The groundwater samples for the study were mainly collected at the beginning of the dry season, so the hydrodynamic coefficient is dissimilar from the rainy season. The groundwater analysis equipment had an effect on the study because the equipment did not detect any more chemicals in the water that affect public health in these two areas. However, the results of this study also contribute to supporting local authorities to have appropriate solutions to help households use clean water.
CONCLUSIONS
Assessing and estimating water quality is a difficult and complex task, this result will give warnings to users and authorities to have appropriate treatment solutions. Hence, this study has deployed the MARS, DTR, and FFNN-BP predicted physico-chemical properties groundwater in the coastal plain of Vinh Linh and Gio Linh, which is located in the north middle of Vietnam. For phases of training and testing carried out in the models, the observed data consisting of CO2 and Ca was used as inputs, while CaCO3 was used as output. The stimulated results pointed out that the three models have a high suitable presentation for forecasting water quality components. The best performance was related to the MARS. The results of DTR and FFNN-BP also showed that their accuracy is a suitable presentation for practical purposes. Furthermore, the conducting of a comparison of three models showed that the outcomes of MARS and DTR models were slightly more reliable in comparing with FFNN-BP. The qualitative description of the GWQI found that the whole region of Vinh Linh and Gio Linh districts gained ‘Excellent’ water quality with 100% cases. At the same time, the study results have shown that the water quality in these two districts is usable for humans, livestock, and agriculture.
In addition, this study demostrated that machine learning models play a key role in the decision-making progress for carring out an effects of climate changes, urbanization, and industrialization on quality of groundwater. Another possible future work is to enhance quality of groundwater analysis equipment may finding other elements in the groundwater, and samples should be collected evenly throughout the seasons of the year.
ACKNOWLEDGEMENTS
We would like to thank Quang Tri province of Departments of Natural Resources and Environment, and Science and Technology, and Vinh Linh and Gio Linh residence.

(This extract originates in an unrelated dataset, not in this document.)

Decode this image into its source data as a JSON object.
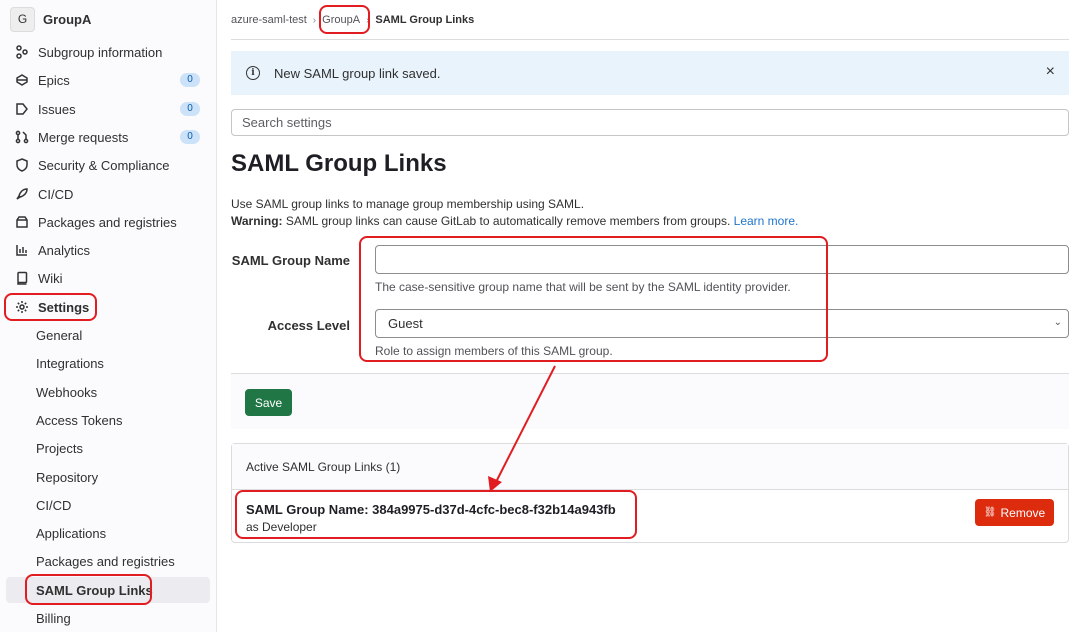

We also thanks the project of Hue University ‘Assessing the corrosion capacity of groundwater for foundation concrete structures in the northern coastal plains of Quang Tri province’, the code DHH2013-01-151 has supported the collection of field data in Quang Tri province.
AUTHOR CONTRIBUTIONS
Conceptualization, Discussion, Writing, Material, Methods, Review, and Editing: Nguyen Hong Giang, Tran Dinh Hieu; Data collection, Writing: Hoang Ngo Tu Do; Methods: Thinh-Tien Nguyen. All authors have read and agreed to the published version of the manuscript.
DATA AVAILABILITY STATEMENT
Data cannot be made publicly available; readers should contact the corresponding author for details.
CONFLICT OF INTEREST
The authors declare there is no conflict.